You can see that I used JB Weld to glue the pins in. I did that to stop them moving when I soldered the wires on, as Perspex melts very easily.

Below is a video of the new base being made. You can see the right handed version of the tool sensor being used at the beginning. I upped the feed rate to 15mm per second with no problems. Even so it took more that 15 minutes to make the piece so I have speeded up the video by a factor of two.
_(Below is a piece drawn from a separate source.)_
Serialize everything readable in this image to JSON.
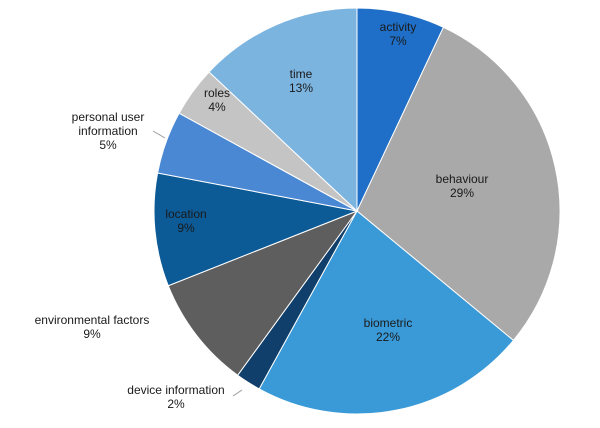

Obviously it is important to switch the spindle motor off when measuring the tool! At the moment I am doing this manually. I forgot once but I got away with it because it measures so quickly. The next job is to put the motor under software control.

Sunday 20 May 2007

Let there be light

Taking close up video footage requires quite a lot of light because the maximum exposure is limited by the frame rate and zooming in wastes a lot of the light hitting the lens. I have previously been using a random collection of incandescent spot lights totalling about 200w. These gave an overly warm white balance with my camera, a Fuji Finepix 900, plus they tended to get in the way and gave off a lot of heat. I decided to try LED lighting as that seems to be the future. I suspended twelve 1W white LEDs over the top of the machine on a sheet of aluminium laminate plus another six on a strip of copper PCB laminate under the box that supports the Z-axis.



The LEDs were wired in groups of six in series and connected to the 24V supply with a small series resistor. I adjusted these to get about 300ma. A constant current source would have been better but I didn't have any suitable medium power transistors to hand and the supply is well regulated.

Here is what they look like in the machine viewed from below, they are not visible with the normal camera angle from above.



They seem to be bright enough for shooting video and they are only using 18W, 10 times less than my spot lights. If you compare my second video with the first you can see the difference although I didn't have the bottom six installed at that point.